The dancer was taken aback, embarrassed that she knew his name and he didn’t know hers. He was Valjean and she was mostly backup unless Cosette had a problem, but it felt wrong to him anyway.
“You sleep here a lot?” he asked, sitting down next to her to lace up his boots.
“Only place I can. My apartment’s too cold and even if it weren’t I doubt I could.”
“You always have nightmares?”
“Always have. There’s a science behind it, I heard an article on NPR. Your unconsciousness talks to your consciousness while you’re asleep, and mine seems to only speak nightmare. Never two the same, either. People talk about their reoccurring nightmares and I get jealous.”
“You think that would be better?”
She shrugged. “I dunno. Maybe. We always want what we can’t have.”
And it’s true, the dancer thinks. Now, more than ever. He leans up against Emily in the alleyway, pulling her close to him. She is so warm. She smells like sweat and hairspray and chalk. Another gust of wind blows through him and he shivers.
“You know how many kids would kill to have our jobs?” he says. “To have our lives?”
She remains quiet, her hands still now. The light behind them shuts off, the theater is finally empty and closed for the night. It will be just a few hours, though, before it fills up once again with crowds of talking, dancing breathing people. The thought makes him feel sick.
He flicks the lighter on and off, watching the little blue flame dance. It’s so dim, and yet in the alleyway it’s the brightest thing there is. The shadows sway and flicker along with it. Click—light. Click—dark again. Click. Click. It’s out of fuel.
“We should run away,” he says to Emily. “Get a truck and just drive somewhere, just go and not ever come back.”
“You’re high.”
“Yeah, but I’m serious. You and me? We could find somewhere to stay and just sleep, sleep for like a year.”
“You know I can’t.”
“We gonna stay here ‘till we die?”
Emily thinks about it for a minute. “Probably,” she says.

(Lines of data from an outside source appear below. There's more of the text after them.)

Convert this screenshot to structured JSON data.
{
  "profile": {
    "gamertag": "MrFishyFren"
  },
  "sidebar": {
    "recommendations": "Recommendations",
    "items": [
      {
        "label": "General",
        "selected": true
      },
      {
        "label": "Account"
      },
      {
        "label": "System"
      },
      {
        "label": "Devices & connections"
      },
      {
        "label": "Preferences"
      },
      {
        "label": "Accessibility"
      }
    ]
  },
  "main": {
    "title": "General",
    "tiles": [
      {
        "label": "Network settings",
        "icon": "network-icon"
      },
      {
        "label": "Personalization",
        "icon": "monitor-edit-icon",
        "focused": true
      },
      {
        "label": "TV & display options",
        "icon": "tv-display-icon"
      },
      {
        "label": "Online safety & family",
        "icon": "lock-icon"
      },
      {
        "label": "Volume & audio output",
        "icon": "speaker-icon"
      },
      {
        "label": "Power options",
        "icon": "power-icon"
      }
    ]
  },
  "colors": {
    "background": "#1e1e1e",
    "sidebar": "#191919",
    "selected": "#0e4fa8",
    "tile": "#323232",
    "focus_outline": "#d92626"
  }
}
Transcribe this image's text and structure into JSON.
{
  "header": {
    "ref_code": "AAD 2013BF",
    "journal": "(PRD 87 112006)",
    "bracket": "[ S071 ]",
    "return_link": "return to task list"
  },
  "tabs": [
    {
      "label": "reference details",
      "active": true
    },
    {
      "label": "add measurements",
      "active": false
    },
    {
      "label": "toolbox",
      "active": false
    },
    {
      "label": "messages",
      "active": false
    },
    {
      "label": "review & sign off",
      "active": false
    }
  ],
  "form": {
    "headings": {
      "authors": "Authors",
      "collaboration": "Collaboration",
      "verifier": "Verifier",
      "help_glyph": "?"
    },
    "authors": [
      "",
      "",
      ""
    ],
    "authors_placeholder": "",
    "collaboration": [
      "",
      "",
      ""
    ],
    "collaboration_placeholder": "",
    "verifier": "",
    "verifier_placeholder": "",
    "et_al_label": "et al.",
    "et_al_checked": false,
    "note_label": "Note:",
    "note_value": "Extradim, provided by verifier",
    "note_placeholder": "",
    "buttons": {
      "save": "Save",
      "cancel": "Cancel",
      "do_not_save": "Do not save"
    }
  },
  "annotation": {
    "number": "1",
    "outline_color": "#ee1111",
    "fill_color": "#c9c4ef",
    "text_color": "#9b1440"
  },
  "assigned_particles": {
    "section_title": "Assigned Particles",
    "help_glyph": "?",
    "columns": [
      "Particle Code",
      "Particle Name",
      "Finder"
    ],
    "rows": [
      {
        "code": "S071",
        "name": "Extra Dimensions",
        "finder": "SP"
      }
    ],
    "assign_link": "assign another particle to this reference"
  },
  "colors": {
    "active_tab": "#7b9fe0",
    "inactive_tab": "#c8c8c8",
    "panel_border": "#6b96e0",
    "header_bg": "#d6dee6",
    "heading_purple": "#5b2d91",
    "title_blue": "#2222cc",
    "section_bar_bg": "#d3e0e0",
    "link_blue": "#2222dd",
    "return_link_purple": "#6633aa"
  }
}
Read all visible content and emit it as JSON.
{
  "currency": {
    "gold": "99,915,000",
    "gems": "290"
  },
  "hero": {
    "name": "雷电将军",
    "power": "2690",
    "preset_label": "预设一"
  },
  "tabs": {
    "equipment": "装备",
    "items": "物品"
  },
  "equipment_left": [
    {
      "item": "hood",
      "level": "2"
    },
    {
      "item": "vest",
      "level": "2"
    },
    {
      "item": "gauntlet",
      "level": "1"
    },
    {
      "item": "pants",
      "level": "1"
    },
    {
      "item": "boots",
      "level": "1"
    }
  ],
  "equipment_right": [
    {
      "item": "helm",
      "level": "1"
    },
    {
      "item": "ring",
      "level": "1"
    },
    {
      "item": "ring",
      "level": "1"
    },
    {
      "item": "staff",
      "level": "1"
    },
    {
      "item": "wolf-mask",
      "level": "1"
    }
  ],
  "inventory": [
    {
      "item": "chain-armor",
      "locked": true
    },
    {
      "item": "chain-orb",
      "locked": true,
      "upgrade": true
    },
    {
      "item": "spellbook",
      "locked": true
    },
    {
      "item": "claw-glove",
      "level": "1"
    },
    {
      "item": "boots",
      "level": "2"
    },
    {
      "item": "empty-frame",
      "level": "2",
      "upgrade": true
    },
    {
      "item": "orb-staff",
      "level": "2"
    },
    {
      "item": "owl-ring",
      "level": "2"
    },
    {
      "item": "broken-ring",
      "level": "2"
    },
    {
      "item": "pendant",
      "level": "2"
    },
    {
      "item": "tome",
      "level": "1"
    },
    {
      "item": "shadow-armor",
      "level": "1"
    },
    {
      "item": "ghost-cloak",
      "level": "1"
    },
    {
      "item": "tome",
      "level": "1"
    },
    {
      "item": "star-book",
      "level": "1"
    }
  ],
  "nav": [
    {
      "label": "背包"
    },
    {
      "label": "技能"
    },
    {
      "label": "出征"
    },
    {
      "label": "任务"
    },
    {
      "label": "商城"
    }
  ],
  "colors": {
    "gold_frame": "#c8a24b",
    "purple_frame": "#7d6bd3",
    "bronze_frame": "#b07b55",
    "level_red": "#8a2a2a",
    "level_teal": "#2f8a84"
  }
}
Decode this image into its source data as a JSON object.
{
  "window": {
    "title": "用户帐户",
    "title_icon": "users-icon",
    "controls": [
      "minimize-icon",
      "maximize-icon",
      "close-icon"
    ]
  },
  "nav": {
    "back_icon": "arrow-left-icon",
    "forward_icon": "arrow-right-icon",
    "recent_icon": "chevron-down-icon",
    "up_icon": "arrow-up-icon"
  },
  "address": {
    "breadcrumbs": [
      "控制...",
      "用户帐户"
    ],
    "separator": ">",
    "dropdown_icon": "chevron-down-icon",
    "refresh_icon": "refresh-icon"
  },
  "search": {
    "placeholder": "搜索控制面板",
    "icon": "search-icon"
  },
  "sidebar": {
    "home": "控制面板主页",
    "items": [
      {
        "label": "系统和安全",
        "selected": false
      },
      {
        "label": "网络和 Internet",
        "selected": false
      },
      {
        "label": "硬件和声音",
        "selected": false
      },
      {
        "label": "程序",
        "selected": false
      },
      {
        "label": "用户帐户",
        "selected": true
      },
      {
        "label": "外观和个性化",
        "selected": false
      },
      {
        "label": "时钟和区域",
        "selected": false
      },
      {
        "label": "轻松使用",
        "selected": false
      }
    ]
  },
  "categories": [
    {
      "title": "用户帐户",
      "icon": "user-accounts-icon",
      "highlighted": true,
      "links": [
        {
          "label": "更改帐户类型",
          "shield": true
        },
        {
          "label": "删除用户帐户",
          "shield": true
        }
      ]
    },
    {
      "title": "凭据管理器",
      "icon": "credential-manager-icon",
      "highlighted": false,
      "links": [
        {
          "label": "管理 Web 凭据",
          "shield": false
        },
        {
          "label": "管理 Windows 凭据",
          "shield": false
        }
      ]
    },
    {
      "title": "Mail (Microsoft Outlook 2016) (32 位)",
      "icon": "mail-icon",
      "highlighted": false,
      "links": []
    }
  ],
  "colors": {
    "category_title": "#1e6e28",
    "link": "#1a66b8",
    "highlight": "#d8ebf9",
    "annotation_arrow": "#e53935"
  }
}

The dancer closes his eyes, and wonders what it would be like to live somewhere peaceful, do something different. He imagines a body free of aches and pains, no more ballet shoes. He thinks about how nice it would be to get fat and sleep in and maybe even go to college for architecture. Eventually he dozes off, not waking up ‘till morning when the other dancers, stagehands and musicians begin to file in through the back door.
“Alright, baby,” Emily says, in his dream. “Let’s run away.”